Plot residuals vs fitted values; if a pattern emerges, the linear assumption may be violated.

3. Multiple Linear Regression

When multiple predictors are present, multiple regression quantifies their joint effects on the response. Coefficients reflect the change in $y$ per unit change in each $x$, holding others constant.

Includes interaction and polynomial terms to capture complex relationships.
Requires caution about multicollinearity; use VIF to detect.
Model selection uses adjusted $R^2$, AIC or BIC.

Example: Housing price = baseline + 120 × size − 8 × age + 10 × bedrooms.

4. Interpretation of Regression Coefficients

Coefficients are meaningful when units and scaling are clear. Statistical significance is tested via t‑tests; p‑values below 0.05 typically indicate a predictor contributes to the model.

Confidence intervals convey uncertainty.
Dummy variables compare categories against a reference.
Interaction coefficients indicate how one variable modifies the effect of another.

5. Visualizations

Graphical tools help evaluate models:

Scatter plots with fitted lines show overall fit.
Residual plots reveal heteroscedasticity or non‑linearity.
Q‑Q plots check normality of residuals.
Coefficient plots display estimates with confidence bands.
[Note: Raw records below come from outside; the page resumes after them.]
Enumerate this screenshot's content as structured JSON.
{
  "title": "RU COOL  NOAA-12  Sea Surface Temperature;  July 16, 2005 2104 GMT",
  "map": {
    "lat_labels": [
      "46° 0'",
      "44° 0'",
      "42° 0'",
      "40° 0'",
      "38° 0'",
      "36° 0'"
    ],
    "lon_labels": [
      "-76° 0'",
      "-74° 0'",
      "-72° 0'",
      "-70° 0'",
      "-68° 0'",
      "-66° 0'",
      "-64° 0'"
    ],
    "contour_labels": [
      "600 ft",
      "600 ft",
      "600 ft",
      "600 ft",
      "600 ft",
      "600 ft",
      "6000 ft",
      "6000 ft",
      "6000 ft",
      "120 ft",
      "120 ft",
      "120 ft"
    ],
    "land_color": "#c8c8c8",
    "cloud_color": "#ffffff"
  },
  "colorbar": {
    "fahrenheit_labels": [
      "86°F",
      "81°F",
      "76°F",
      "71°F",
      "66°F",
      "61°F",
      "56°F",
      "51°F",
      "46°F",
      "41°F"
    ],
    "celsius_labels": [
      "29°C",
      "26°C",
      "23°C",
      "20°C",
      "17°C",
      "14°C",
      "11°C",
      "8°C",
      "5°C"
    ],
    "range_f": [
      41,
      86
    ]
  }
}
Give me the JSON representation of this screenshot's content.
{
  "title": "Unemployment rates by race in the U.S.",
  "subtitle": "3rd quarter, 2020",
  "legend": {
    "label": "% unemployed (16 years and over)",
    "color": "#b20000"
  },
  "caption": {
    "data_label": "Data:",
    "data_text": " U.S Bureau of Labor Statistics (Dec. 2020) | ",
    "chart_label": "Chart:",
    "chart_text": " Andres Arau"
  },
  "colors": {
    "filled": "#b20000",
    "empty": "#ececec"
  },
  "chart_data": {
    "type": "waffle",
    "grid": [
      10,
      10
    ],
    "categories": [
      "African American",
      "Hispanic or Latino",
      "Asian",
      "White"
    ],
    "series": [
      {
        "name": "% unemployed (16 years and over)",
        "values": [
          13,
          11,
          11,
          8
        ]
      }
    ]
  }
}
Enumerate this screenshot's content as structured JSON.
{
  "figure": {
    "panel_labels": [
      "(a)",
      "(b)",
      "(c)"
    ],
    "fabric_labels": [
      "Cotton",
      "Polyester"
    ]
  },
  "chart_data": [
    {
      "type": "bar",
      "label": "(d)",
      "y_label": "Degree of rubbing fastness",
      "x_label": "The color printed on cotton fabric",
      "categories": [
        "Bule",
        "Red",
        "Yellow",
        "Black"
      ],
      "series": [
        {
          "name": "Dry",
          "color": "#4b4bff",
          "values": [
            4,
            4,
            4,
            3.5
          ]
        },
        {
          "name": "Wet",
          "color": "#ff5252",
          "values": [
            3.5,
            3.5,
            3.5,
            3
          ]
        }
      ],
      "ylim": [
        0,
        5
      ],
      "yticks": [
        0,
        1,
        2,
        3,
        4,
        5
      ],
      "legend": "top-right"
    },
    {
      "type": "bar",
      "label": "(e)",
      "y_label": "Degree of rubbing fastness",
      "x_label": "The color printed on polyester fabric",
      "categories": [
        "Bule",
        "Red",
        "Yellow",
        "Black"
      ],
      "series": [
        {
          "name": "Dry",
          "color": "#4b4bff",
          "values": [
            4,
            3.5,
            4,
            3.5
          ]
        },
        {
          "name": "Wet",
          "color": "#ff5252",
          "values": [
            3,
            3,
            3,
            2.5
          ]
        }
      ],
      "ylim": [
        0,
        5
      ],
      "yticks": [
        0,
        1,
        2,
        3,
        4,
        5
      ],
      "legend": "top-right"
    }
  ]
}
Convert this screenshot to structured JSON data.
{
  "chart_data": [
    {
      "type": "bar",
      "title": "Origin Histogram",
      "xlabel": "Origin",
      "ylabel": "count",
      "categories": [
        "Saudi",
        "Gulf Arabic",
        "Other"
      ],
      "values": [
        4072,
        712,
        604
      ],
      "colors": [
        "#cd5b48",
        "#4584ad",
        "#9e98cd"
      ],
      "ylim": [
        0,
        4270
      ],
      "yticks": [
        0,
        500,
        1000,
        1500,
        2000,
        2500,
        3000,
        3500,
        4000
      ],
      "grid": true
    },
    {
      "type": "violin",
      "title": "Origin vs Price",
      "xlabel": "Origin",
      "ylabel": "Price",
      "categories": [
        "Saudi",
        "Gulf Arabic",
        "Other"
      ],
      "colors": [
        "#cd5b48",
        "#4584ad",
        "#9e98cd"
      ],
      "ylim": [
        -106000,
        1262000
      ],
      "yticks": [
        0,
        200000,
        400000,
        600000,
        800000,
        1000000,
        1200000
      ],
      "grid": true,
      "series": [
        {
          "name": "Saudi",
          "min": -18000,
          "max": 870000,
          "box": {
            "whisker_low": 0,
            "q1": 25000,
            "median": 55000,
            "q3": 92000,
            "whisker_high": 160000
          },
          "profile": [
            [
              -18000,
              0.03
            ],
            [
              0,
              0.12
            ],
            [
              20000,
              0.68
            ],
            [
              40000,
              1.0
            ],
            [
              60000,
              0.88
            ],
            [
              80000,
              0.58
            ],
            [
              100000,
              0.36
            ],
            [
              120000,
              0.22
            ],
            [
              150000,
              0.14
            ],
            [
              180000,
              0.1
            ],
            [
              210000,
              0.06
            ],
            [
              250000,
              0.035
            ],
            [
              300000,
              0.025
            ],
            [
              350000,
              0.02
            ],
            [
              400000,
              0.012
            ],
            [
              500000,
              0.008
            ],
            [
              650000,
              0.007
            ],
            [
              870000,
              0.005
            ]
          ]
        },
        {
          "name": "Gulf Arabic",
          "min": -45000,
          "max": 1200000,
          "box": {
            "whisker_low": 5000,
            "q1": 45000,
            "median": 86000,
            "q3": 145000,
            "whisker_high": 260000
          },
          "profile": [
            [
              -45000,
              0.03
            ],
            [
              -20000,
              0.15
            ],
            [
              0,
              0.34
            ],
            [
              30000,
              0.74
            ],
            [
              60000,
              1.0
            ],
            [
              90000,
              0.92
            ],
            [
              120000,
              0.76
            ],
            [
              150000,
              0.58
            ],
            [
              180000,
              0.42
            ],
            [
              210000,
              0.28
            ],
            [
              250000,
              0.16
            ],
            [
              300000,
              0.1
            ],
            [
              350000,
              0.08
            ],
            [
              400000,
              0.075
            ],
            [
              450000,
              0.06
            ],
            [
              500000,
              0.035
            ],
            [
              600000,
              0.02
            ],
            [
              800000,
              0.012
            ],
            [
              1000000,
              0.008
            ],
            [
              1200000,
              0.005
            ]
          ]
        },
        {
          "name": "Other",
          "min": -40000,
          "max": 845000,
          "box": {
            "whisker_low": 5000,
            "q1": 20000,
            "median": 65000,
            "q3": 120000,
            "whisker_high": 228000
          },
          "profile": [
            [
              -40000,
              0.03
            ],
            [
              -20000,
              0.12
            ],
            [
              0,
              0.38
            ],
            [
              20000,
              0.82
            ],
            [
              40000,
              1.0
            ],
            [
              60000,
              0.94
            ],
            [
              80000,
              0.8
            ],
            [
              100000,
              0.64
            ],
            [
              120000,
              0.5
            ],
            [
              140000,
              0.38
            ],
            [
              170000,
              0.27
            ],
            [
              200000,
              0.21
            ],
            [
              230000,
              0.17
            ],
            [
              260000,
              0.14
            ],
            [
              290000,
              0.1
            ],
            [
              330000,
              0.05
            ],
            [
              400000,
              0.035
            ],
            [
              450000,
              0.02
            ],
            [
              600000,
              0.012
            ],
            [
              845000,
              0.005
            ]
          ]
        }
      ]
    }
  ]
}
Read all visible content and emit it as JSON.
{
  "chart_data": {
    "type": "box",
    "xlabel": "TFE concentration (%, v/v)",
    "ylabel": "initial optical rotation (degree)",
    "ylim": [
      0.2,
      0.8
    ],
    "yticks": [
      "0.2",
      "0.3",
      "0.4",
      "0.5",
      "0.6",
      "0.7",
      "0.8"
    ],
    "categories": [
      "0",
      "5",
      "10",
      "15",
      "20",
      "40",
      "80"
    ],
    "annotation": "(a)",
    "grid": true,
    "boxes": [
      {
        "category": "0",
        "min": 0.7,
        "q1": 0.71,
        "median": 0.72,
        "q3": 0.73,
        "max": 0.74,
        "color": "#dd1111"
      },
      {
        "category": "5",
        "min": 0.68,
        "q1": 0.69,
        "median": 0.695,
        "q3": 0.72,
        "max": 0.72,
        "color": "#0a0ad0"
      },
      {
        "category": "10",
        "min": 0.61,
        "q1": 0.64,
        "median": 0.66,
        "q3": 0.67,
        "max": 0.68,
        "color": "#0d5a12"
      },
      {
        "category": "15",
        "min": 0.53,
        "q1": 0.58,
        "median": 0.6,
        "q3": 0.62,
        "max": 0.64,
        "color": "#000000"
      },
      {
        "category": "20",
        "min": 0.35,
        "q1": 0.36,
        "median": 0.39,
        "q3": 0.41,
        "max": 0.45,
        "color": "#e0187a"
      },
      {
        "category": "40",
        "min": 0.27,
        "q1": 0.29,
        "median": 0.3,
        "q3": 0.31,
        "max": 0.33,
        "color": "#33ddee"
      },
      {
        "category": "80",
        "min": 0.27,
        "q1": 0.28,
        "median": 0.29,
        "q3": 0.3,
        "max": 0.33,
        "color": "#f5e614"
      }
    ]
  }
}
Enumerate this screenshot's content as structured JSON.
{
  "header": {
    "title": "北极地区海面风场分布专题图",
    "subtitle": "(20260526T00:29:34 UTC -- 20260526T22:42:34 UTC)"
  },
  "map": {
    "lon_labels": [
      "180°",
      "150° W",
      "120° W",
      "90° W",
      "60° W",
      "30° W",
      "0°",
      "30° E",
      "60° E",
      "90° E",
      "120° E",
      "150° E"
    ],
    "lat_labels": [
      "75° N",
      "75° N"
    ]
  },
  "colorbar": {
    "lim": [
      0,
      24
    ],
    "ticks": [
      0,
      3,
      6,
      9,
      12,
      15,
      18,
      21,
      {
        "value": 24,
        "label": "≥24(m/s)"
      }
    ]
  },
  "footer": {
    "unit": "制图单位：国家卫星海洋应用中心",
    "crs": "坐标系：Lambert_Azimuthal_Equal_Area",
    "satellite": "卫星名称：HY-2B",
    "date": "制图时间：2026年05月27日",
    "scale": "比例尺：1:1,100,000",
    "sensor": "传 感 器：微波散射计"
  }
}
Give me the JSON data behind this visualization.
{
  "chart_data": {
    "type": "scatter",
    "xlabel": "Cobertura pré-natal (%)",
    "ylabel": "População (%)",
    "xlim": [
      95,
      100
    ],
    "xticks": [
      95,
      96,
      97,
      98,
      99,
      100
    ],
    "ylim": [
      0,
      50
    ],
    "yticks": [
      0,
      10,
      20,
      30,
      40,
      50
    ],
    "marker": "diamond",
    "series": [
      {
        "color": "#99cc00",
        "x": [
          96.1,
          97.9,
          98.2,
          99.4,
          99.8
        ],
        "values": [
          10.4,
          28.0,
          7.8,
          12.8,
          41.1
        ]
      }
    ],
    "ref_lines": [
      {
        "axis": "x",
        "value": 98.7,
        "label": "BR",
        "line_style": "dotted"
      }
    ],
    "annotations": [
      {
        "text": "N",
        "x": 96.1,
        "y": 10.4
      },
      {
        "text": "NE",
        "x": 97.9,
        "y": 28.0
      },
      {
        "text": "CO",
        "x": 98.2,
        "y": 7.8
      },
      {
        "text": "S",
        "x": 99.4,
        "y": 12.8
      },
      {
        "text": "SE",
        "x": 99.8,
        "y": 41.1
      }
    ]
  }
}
6. Visual Data Analysis Techniques

Exploratory Data Analysis (EDA) uses plots to understand variable distributions and relationships.

Histograms/densities for single-variable distribution.
Box plots for comparing across groups.
Pair plots/heatmaps for multivariate relationships.
Time series plots for trends and seasonality.

Interactive dashboards (Tableau, Power BI, Dash) enable dynamic filtering and cross‑highlighting.

7. Interaction Techniques

Interactions let users engage with visualisations:

Zoom and pan to inspect detail.
Brushing selects points in one view and highlights them in another.
Filtering restricts data dynamically.
Sliders adjust parameters such as regression coefficients or thresholds.

These techniques are supported by libraries like D3.js, Plotly, Shiny, and Dash.

8. Systems and Applications

Predictive analytics systems combine data pipelines, storage, computation and serving.

Data ingestion: ETL tools like Kafka or NiFi.
Storage: data lakes/warehouses, feature stores.
Model training: Spark MLlib, scikit‑learn, TensorFlow.
Serving: REST APIs, dashboards.

Applications span finance (credit scoring), retail (demand forecasting), healthcare (readmission prediction), and manufacturing (predictive maintenance).

Case study: A logistics company used a predictive model to cut late deliveries by 15 % and improved customer satisfaction.